Jean-Claude-Gayssot

Jean-Claude Gayssot sur la grève à la SNCF : « Tout le monde doit lâcher du lest ».

Alors que la grève des cheminots a été reconduite lundi pour un septième jour consécutif, Jean-Claude Gayssot, ministre des Transports sous Jospin entre 1997 et 2002 et ancien cadre du PCF, décrypte pour leJDD.fr comment se déroule ce type d’épreuve de force. « Si vous jouez les gros bras, la discussion (avec les syndicats) ne peut pas s’entamer », explique-t-il. A lire également sur www.lejdd.fr

Vous avez dû gérer une grève nationale en 1999. Comment négocie-t-on avec les syndicats de la SNCF?
Il n’y a pas de méthode particulière, en comparaison aux pilotes de ligne ou aux routiers qui peuvent tout autant bloquer le pays. Quand j’étais ministre, je partais toutefois d’un principe : dès lors qu’une grève était décidée par une organisation forte comme la CGT Cheminots, je convoquais une réunion de travail avec les syndicats en annonçant d’emblée que tout le monde doit lâcher du lest. Si vous établissez un rapport de force à tout prix et jouez les gros bras, la discussion ne peut pas s’entamer.

Le Premier ministre Manuel Valls et son secrétaire d’Etat aux Transports, Frédéric Cuvillier, jouent-ils aux « gros bras », en déclarant que la grève n’est « pas responsable »?
Ni Frédéric Cuvillier ni sa ministre de tutelle Ségolène Royal ne sont dans le rapport de force, puisqu’ils avancent des idées tous les jours. Et notamment la taxation du transit routier pour financer les travaux d’infrastructure du rail. Maintenant, est-ce qu’ils ont tout fait pour éviter le conflit? Je n’en sais rien. Il faut voir aussi la responsabilité des syndicats. La grève doit toujours rester le dernier recours possible dans un débat. Un syndicat comme Sud-Rail, qui décide régulièrement des grèves nationales et reconductibles à l’infini, est trop dans le jusqu’au-boutisme.
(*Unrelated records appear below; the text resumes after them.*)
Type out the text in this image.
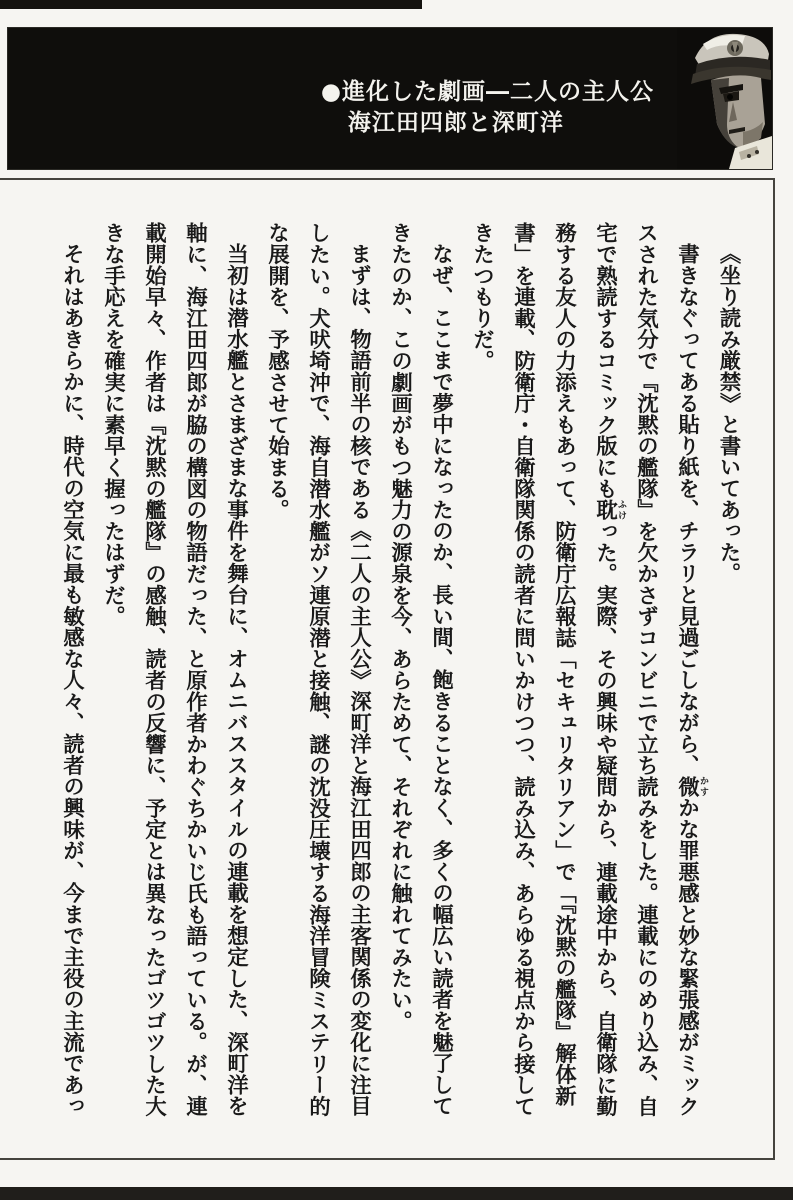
●進化した劇画―二人の主人公
海江田四郎と深町洋

《坐り読み厳禁》と書いてあった。

書きなぐってある貼り紙を、チラリと見過ごしながら、微かすかな罪悪感と妙な緊張感がミックスされた気分で『沈黙の艦隊』を欠かさずコンビニで立ち読みをした。連載にのめり込み、自宅で熟読するコミック版にも耽ふけった。実際、その興味や疑問から、連載途中から、自衛隊に勤務する友人の力添えもあって、防衛庁広報誌「セキュリタリアン」で「『沈黙の艦隊』解体新書」を連載、防衛庁・自衛隊関係の読者に問いかけつつ、読み込み、あらゆる視点から接してきたつもりだ。

なぜ、ここまで夢中になったのか、長い間、飽きることなく、多くの幅広い読者を魅了してきたのか、この劇画がもつ魅力の源泉を今、あらためて、それぞれに触れてみたい。

まずは、物語前半の核である《二人の主人公》深町洋と海江田四郎の主客関係の変化に注目したい。犬吠埼沖で、海自潜水艦がソ連原潜と接触、謎の沈没圧壊する海洋冒険ミステリー的な展開を、予感させて始まる。

当初は潜水艦とさまざまな事件を舞台に、オムニバススタイルの連載を想定した、深町洋を軸に、海江田四郎が脇の構図の物語だった、と原作者かわぐちかいじ氏も語っている。が、連載開始早々、作者は『沈黙の艦隊』の感触、読者の反響に、予定とは異なったゴツゴツした大きな手応えを確実に素早く握ったはずだ。

それはあきらかに、時代の空気に最も敏感な人々、読者の興味が、今まで主役の主流であっ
«Trouver l’issue de cette grève doit être l’obsession du gouvernement.»

Comprenez-vous les critiques des syndicats qui ne sont pourtant pas opposés à une réforme ferroviaire?
Ils ont réclamé une réforme qui permettait une réelle réunification du système ferroviaire, divisé par mon prédécesseur Bernard Pons (en 1996 sous Alain Juppé, Ndlr). S’il y a difficulté aujourd’hui, c’est parce que nous n’allons pas vers cette réunification de la SNCF et de Réseau ferré de France (RFF). Au contraire, la séparation entre l’exploitation du réseau et les infrastructures va se concrétiser. Si cela n’avait pas été le cas, la grève aurait pu être évitée.

Frédéric Cuvillier a indiqué dans le JDD qu’avec sa réforme, « l’Etat reprend la main sur le rail ». Contestez-vous cette affirmation?
J’avais le sentiment que Frédéric Cuvillier, la SNCF et les cheminots étaient dans un état d’esprit de dialogue. Mais le projet de loi n’est de toute évidence pas abouti. Le rôle de l’Epic dominant, la place des organisations syndicales, le poids des régions – qui financent le réseau TER – ne sont pas clairement définis. Le gouvernement nous dit que les députés de la majorité vont amender le texte lors du débat parlementaire. Mais pourquoi le projet de loi n’a-t-il pas été amendé dès sa rédaction? Pourquoi attendre son passage au Parlement?

La grève a été reconduite jusqu’à mardi et le mouvement social se durcit côté SNCF. Risque-t-on un dialogue de sourds?
Trouver l’issue de cette grève doit être l’obsession du gouvernement. Un compromis doit être trouvé, mais sans que les deux parties, l’Etat et les syndicats, ne sortent humiliées. Cela semble bloqué aujourd’hui, mais l’issue est sans doute possible par le biais parlementaire.